Bab Lima Puluh Lima: Gelang Pelangi

Aroma yang Kembali Mata air yang sunyi 2342kata 2026-02-08 01:05:19

Pisau belati ini bukan hanya tempat ayah menitipkan perasaannya, tapi juga seperti anak laki-laki lain baginya...

Dengan perasaan berat, Ding Zhao berkata, "Ayah, bukankah Ayah bilang mau menyimpannya sebagai pusaka keluarga..."

Ding Zhuang menjawab, "Kalau nyawa saja tak bisa diselamatkan, untuk apa menyimpannya? Pisau ini seharusnya bisa laku beberapa ratus tael perak. Jangan bilang aku yang membuatnya, cukup bilang warisan leluhur."

Pada masa ini, kerajaan melarang keras pandai besi swasta membuat senjata. Jika ketahuan, bisa dipenjara, bahkan dihukum mati.

Ding Zhao ragu, "Kita tak kenal orang kaya. Kalau orang yang kita cari ternyata serakah, ingin pisau itu tapi tak mau bayar mahal, menawar terlalu rendah, dan kalau kita tak mau jual, dia bisa melapor kita membuat senjata ilegal. Meskipun pisau itu benar warisan leluhur, tapi karena kita tukang besi, kalau mereka mau menuduh, kita tak bisa berbuat apa-apa. Tak dapat uang, malah bisa masuk penjara."

Ding Zhuang berkata, "Tahun lalu, Tuan Zhang dari kota pernah memintaku membuatkan pedang bagus, menawar dua ratus tael perak pun tak berani kuterima. Katanya dia ingin memberikannya pada Wakil Kedua Kepala Pengawal Naga, Qian Dahui. Konon dia memang suka mengoleksi senjata bagus.

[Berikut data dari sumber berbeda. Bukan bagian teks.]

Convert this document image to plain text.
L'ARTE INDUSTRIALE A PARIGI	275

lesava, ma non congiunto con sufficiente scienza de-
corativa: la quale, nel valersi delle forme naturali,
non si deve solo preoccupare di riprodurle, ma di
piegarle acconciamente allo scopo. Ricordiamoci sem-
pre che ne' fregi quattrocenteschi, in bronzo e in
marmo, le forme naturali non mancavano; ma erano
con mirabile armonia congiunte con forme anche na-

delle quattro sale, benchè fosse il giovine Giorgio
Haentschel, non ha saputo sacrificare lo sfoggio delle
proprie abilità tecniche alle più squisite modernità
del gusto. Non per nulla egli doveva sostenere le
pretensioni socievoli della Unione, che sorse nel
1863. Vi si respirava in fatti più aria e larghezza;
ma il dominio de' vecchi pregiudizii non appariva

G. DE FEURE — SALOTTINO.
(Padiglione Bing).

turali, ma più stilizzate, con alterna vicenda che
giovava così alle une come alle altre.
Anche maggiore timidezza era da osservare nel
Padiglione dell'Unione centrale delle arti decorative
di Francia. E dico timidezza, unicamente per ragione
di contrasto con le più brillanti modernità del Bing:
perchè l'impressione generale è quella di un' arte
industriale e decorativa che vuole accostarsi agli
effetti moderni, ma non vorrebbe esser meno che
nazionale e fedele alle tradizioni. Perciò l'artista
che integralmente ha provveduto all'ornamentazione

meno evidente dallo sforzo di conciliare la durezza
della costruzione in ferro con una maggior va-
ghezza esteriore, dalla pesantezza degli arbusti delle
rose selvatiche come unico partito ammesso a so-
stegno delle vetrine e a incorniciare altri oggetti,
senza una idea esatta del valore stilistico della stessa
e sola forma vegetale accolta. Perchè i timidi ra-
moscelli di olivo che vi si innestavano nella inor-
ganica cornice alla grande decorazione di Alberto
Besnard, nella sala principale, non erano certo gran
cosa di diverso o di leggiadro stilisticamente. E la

Katanya, meski Qian Dahui cacat, tapi dia sangat murah hati, berjiwa ksatria.

"Besok setelah kau ke keluarga Tang, pergilah ke Pengawal Naga. Cari hanya Qian Dahui, lihat apakah dia mau membeli. Asal dia mau bayar tiga ratus tael perak, jual saja. Kalau kurang, ya, bawa pulang cari pembeli lain."

Ding Zhao mengangguk. Pengawal Naga adalah satu-satunya lembaga pengawal di Kabupaten Linshui. Ia pun pernah mendengar Qian Dahui yang tangannya cacat itu tetap terpilih jadi Wakil Kedua karena terkenal dermawan dan berjiwa besar.

Bagaimanapun watak Qian Dahui yang sebenarnya, mereka tetap harus mencoba.

Di hati Ding Xiang sudah ada harapan. Jika pisau bisa laku tiga ratus tael perak, sisa utang tidak banyak lagi. Dengan bunga kecil, mereka bisa pinjam lagi, dan dengan waktu lebih longgar ia pasti akan menemukan cara melunasinya.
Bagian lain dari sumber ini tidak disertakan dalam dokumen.